Technical Data Integration - The growing volume and complexity of data in biological data sets require more complex architectures to integrate data from diverse data sets. Data from different generations of lab and sequencing hardware make integration difficult because of different data formats and granularity. The process of uploading data is complicated and requires sustainable resources.
Data Quality - Data quality assurance remains a large problem for data that are collected from diverse institutions. Each institution may have different levels of capacity to review their data quality. The ability to track the level of review of data remains a problem. In some systems there are no detailed mechanisms to tag data (down to the individual data item) as to the level of certainty.
Data Sharing - Data sharing agreements must continue to evolve to manage the impact of ongoing changes in government regulations and evolving corporate compliance needs. This requires substantial dedicated efforts from various institutional departments (technical, legal, clinical, research, management) to review changes to agreements.
Liability - Data breaches continue to be a growing problem for any online platform. This issue requires dedicated expert technical staff to manage access and legal agreements to delineate the liability among collaborating partners. The problem becomes more complicated with the addition of international countries that have different laws and penalties for breaches.
Privacy - The increasing complexity of privacy laws requires changes to software to accommodate the tracking of consents for data and compliance with local, national, and international privacy laws pertaining to the data sources.
Discovery - Novel discoveries from shared data are among the key objectives of these networks.
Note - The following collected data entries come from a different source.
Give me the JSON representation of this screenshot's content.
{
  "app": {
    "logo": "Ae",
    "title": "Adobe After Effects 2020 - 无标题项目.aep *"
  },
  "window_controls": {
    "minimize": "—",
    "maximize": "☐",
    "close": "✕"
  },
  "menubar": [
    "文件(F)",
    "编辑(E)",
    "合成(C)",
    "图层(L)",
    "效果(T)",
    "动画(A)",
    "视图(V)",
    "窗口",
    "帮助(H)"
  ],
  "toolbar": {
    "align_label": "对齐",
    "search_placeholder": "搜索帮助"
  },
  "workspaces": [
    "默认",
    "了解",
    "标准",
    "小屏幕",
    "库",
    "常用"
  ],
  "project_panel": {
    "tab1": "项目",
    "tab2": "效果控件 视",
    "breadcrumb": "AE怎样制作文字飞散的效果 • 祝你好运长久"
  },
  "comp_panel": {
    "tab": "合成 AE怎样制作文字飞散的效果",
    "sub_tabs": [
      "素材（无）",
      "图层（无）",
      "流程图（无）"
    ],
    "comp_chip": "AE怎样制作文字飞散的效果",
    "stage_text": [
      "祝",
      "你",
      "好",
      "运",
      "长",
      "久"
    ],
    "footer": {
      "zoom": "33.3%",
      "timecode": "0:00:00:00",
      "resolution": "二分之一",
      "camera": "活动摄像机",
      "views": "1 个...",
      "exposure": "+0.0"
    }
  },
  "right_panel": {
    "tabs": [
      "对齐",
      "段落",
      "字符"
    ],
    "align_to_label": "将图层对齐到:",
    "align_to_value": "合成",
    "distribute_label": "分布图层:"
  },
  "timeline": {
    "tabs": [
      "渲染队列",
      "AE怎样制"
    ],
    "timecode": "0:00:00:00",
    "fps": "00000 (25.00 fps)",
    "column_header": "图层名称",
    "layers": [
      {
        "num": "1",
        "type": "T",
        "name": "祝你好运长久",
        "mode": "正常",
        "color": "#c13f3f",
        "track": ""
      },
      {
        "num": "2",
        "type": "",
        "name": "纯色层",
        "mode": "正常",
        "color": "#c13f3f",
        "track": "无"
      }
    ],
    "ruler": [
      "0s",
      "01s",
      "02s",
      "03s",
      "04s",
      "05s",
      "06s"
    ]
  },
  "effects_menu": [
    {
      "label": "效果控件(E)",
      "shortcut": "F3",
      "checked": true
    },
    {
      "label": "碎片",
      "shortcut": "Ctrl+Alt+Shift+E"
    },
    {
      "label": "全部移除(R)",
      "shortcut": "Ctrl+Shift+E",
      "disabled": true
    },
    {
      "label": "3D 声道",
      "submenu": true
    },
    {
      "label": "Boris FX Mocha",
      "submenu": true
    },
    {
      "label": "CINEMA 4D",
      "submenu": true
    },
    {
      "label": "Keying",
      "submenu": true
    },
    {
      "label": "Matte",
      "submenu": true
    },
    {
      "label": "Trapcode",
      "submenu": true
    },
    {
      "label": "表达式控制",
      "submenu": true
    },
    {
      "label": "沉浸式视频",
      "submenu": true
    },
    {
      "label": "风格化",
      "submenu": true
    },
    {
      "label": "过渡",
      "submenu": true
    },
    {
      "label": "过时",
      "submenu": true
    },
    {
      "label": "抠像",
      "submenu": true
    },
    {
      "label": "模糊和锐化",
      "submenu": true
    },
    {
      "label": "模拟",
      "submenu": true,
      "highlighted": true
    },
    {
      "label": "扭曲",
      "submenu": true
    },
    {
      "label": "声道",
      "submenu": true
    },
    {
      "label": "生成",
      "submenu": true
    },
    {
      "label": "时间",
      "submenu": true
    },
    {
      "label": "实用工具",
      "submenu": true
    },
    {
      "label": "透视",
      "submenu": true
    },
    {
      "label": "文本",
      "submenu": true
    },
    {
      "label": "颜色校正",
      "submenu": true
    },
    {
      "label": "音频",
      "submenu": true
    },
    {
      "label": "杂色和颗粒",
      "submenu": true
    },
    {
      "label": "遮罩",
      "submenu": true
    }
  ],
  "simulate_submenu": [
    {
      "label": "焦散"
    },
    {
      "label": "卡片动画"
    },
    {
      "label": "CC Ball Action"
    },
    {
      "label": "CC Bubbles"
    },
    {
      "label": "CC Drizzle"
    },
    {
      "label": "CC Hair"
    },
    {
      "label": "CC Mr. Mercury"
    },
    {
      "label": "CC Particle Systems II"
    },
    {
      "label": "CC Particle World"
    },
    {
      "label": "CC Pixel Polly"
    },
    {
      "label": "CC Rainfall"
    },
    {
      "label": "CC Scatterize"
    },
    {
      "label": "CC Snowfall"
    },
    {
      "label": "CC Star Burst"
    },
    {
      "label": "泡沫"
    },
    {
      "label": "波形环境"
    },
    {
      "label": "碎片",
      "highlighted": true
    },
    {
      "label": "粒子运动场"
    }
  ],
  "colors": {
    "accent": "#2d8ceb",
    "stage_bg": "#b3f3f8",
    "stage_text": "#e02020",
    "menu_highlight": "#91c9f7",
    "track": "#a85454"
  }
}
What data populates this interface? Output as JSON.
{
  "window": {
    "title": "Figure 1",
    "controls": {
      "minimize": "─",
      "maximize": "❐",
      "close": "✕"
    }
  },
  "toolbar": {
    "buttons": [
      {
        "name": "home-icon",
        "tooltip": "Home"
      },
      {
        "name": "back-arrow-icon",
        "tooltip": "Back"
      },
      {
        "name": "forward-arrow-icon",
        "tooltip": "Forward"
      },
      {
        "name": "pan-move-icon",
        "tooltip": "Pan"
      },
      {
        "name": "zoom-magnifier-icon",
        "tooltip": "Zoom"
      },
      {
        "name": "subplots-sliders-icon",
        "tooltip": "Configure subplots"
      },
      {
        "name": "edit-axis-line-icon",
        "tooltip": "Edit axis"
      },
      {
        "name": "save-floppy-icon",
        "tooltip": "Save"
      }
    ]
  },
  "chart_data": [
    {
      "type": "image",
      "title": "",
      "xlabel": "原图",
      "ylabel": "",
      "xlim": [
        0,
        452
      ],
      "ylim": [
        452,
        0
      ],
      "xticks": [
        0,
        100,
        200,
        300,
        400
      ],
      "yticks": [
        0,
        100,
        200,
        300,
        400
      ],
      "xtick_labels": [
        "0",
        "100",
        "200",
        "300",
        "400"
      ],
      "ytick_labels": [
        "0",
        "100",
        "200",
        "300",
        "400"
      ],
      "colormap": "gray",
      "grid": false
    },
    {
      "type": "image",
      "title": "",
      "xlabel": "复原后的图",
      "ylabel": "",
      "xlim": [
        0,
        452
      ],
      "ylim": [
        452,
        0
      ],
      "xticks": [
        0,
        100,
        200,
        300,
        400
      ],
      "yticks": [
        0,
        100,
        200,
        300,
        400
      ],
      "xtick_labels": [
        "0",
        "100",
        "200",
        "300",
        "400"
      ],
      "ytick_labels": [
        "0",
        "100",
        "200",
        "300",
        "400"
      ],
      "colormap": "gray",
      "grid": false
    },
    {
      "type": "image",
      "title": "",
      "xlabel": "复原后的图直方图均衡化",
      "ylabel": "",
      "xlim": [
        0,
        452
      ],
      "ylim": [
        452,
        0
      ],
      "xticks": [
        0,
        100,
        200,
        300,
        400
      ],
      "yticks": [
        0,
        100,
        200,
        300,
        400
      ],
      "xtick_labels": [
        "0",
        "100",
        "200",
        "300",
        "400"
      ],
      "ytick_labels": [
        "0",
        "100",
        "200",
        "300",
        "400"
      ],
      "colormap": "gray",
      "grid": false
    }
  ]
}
Intellectual property agreements need to be established in advance to handle these opportunities, and the agreements are subject to change as institutions are merged, sold, or reorganized.
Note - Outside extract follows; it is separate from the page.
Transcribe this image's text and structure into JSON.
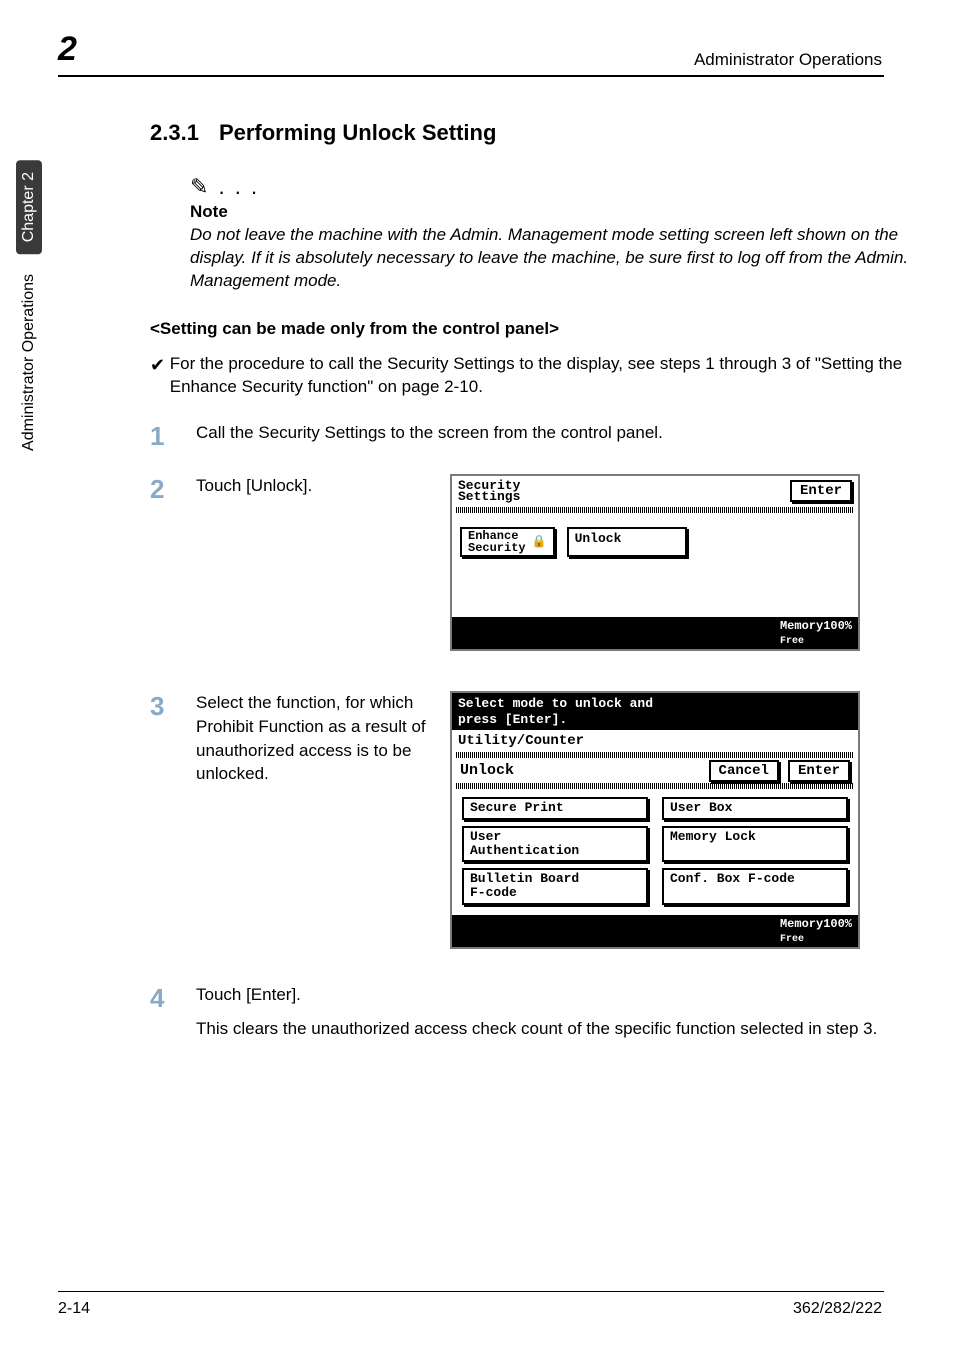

Funding Sustainability - Sustainable funding models are unclear from the current emerging collaboration networks. Government research grants and/or industry funding initially fund most networks. Funding from governments continues to be strained. Government funding for any project will usually end once the proof of concept has been published. For industry-sponsored projects, industry will want to see a return on the investment. For industry, it is difficult to measure the return for a shared data network because of the length of time it takes to see outcomes that can be monetized in a commercial application.
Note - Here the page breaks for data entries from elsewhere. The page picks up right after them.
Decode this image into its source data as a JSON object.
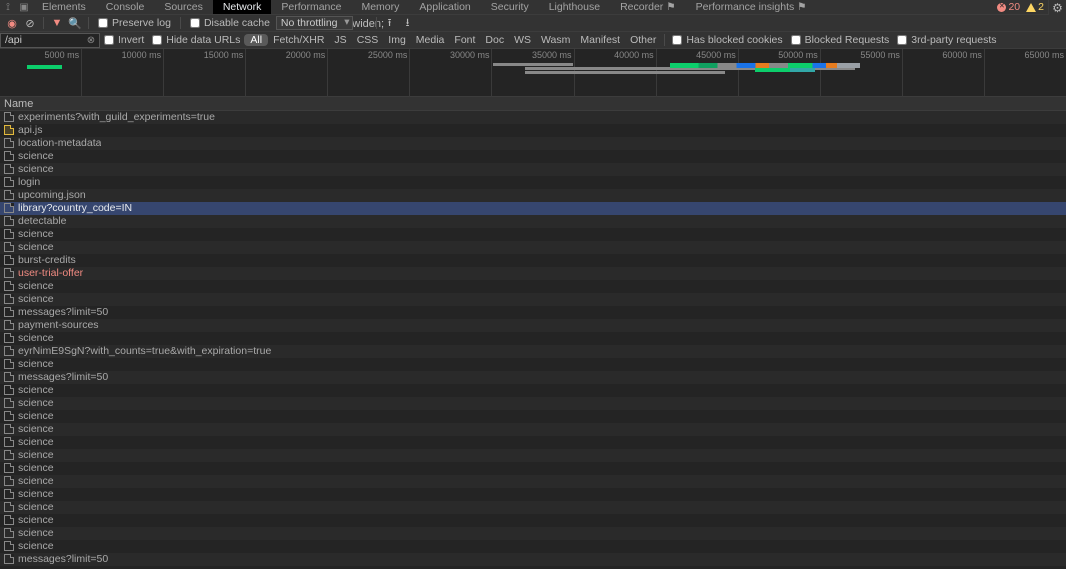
{
  "tabs": [
    {
      "label": "Elements"
    },
    {
      "label": "Console"
    },
    {
      "label": "Sources"
    },
    {
      "label": "Network",
      "active": true
    },
    {
      "label": "Performance"
    },
    {
      "label": "Memory"
    },
    {
      "label": "Application"
    },
    {
      "label": "Security"
    },
    {
      "label": "Lighthouse"
    },
    {
      "label": "Recorder ⚑"
    },
    {
      "label": "Performance insights ⚑"
    }
  ],
  "status": {
    "errors": "20",
    "warnings": "2"
  },
  "toolbar": {
    "preserve_log": "Preserve log",
    "disable_cache": "Disable cache",
    "no_throttling": "No throttling"
  },
  "filter": {
    "value": "/api",
    "invert": "Invert",
    "hide_data": "Hide data URLs",
    "types": [
      "All",
      "Fetch/XHR",
      "JS",
      "CSS",
      "Img",
      "Media",
      "Font",
      "Doc",
      "WS",
      "Wasm",
      "Manifest",
      "Other"
    ],
    "blocked_cookies": "Has blocked cookies",
    "blocked_requests": "Blocked Requests",
    "third_party": "3rd-party requests"
  },
  "overview_ticks": [
    "5000 ms",
    "10000 ms",
    "15000 ms",
    "20000 ms",
    "25000 ms",
    "30000 ms",
    "35000 ms",
    "40000 ms",
    "45000 ms",
    "50000 ms",
    "55000 ms",
    "60000 ms",
    "65000 ms"
  ],
  "header": {
    "name": "Name"
  },
  "requests": [
    {
      "name": "experiments?with_guild_experiments=true",
      "kind": "doc"
    },
    {
      "name": "api.js",
      "kind": "js"
    },
    {
      "name": "location-metadata",
      "kind": "doc"
    },
    {
      "name": "science",
      "kind": "doc"
    },
    {
      "name": "science",
      "kind": "doc"
    },
    {
      "name": "login",
      "kind": "doc"
    },
    {
      "name": "upcoming.json",
      "kind": "doc"
    },
    {
      "name": "library?country_code=IN",
      "kind": "doc",
      "selected": true
    },
    {
      "name": "detectable",
      "kind": "doc"
    },
    {
      "name": "science",
      "kind": "doc"
    },
    {
      "name": "science",
      "kind": "doc"
    },
    {
      "name": "burst-credits",
      "kind": "doc"
    },
    {
      "name": "user-trial-offer",
      "kind": "doc",
      "error": true
    },
    {
      "name": "science",
      "kind": "doc"
    },
    {
      "name": "science",
      "kind": "doc"
    },
    {
      "name": "messages?limit=50",
      "kind": "doc"
    },
    {
      "name": "payment-sources",
      "kind": "doc"
    },
    {
      "name": "science",
      "kind": "doc"
    },
    {
      "name": "eyrNimE9SgN?with_counts=true&with_expiration=true",
      "kind": "doc"
    },
    {
      "name": "science",
      "kind": "doc"
    },
    {
      "name": "messages?limit=50",
      "kind": "doc"
    },
    {
      "name": "science",
      "kind": "doc"
    },
    {
      "name": "science",
      "kind": "doc"
    },
    {
      "name": "science",
      "kind": "doc"
    },
    {
      "name": "science",
      "kind": "doc"
    },
    {
      "name": "science",
      "kind": "doc"
    },
    {
      "name": "science",
      "kind": "doc"
    },
    {
      "name": "science",
      "kind": "doc"
    },
    {
      "name": "science",
      "kind": "doc"
    },
    {
      "name": "science",
      "kind": "doc"
    },
    {
      "name": "science",
      "kind": "doc"
    },
    {
      "name": "science",
      "kind": "doc"
    },
    {
      "name": "science",
      "kind": "doc"
    },
    {
      "name": "science",
      "kind": "doc"
    },
    {
      "name": "messages?limit=50",
      "kind": "doc"
    }
  ]
}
Translational collaboration platforms have been successfully developed to support life science research with diverse types of data and from multiple centers. Among the challenges include data integration, quality, sharing models and policies and procedures to manage privacy, liability, and intellectual property. Despite the many challenges to the implementation of these platforms, there are some emerging networks for multi-national collaborations. Models for sustainability of these networks will need to be developed for these platforms and research networks to continue past the initial implementation phase. Careful planning with multiple stakeholders will be needed to create platforms that meet the needs of both clinical and life sciences researchers, and create sustainable research networks and funding models.